Beşiktaş devre arasına 2-0’lık skorla girdi ama, tabelanın hakkını sahada veremedi. İyi oynamamasının bir nedeni, Akhisar’ın istek/inanç/inat göstermemesindendi. Erken yedikleri gol sonrası, işi oluruna-akışına bırakmışlardı. Rakip direnmek istemeyince, Beşiktaş’ın oynama isteği de örselendi.
Maç keyif vermeyen bir tempoya saplanıp kaldı. Oysa maç, gelecek dakikalar için iyi sinyaller veren bazı umutları bünyesinde barındırıyordu. Erken gol, erken tükenişi getirdi.

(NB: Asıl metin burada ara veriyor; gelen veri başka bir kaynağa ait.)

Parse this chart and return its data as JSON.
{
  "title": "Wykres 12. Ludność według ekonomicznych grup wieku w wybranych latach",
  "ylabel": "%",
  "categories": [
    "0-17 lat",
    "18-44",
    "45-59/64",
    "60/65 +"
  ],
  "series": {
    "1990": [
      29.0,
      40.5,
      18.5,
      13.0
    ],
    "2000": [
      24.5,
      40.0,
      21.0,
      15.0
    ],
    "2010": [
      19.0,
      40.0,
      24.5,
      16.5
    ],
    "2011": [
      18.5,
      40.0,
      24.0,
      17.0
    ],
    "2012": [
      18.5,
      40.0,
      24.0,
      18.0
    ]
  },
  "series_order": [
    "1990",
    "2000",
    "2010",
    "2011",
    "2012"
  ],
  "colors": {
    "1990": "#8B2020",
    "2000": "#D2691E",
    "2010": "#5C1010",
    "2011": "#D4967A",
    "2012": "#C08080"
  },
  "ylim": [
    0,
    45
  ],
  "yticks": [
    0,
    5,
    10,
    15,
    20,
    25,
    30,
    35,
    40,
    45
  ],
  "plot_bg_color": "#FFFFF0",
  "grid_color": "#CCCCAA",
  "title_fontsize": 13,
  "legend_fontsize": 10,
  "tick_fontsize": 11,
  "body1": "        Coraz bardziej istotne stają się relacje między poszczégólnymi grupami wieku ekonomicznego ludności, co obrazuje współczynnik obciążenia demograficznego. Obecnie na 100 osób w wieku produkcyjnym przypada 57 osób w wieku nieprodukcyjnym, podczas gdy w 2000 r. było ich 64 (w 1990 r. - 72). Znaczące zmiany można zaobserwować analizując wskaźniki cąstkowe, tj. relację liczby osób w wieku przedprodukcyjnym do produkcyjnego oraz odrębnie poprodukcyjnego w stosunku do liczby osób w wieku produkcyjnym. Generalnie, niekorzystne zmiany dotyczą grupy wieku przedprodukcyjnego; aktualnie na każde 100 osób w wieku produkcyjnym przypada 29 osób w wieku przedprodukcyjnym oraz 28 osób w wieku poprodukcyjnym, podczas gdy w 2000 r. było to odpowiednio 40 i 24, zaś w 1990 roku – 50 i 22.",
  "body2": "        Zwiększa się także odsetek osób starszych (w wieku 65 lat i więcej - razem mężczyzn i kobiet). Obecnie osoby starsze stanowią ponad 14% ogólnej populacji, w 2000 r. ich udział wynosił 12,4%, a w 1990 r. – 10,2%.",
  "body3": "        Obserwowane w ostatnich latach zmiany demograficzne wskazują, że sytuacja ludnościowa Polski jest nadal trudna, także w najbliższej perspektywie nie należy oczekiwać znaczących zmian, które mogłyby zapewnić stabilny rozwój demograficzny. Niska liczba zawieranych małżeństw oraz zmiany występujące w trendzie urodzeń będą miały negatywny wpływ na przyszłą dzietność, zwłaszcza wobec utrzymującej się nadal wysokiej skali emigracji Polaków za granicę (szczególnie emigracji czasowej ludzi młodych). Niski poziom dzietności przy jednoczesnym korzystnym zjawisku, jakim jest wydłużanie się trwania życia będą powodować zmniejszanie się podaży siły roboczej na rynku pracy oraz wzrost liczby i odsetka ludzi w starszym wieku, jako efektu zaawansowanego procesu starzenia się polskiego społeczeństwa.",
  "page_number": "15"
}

Aslına bakılırsa; her iki takımın da atak, pozisyon ve yarattığı tehlike sayısı neredeyse eşitti. Benim parmak hesabıma göre; (Ufak tefek denemeler hariç) cidiye alınması gereken ilk yarıdaki şut sayısı, 7-6 gibi az farkla Beşiktaş lehineydi. Dengede sayılırdı... Fark, birisinin bu şutlardaki isabet oranının daha yüksek olmasındandı. Yoksa Beşiktaş, durumu 2-0 yapana kadar aman aman bir şey oynamadı. Talisca’nın başlardaki çalışkanlığı ve rakip savunma için tehdit içeren girişimleri /şutları/golü akılda kaldı..
***
Geçen hafta Tolga’dan dönen topa çabuk yönelmediği ve gole sebep olduğu için eleştirilen Tosiç; bu kez Rodellega’nın neredeyse mutlak olacak golünü akıllı müdahalesi ile önledi.
Gökhan İnler, orta sahanın derlenip toparlanması ve yönlendirilmesi için iyi niyetle mücadele etti. Sakatlanınca çıktı, Adriano dublörü oldu.
Beşiktaş ikinci yarıyı, 2-0 önde olmanın avantajıyla ve rahatıyla geçiştirerek oynadı. Akhisar bu duraksamadan faydalanmak istese de; maç konsantrasyonu düşük olduğu için, sonuç alamadı. Çok vasat bir maç oldu.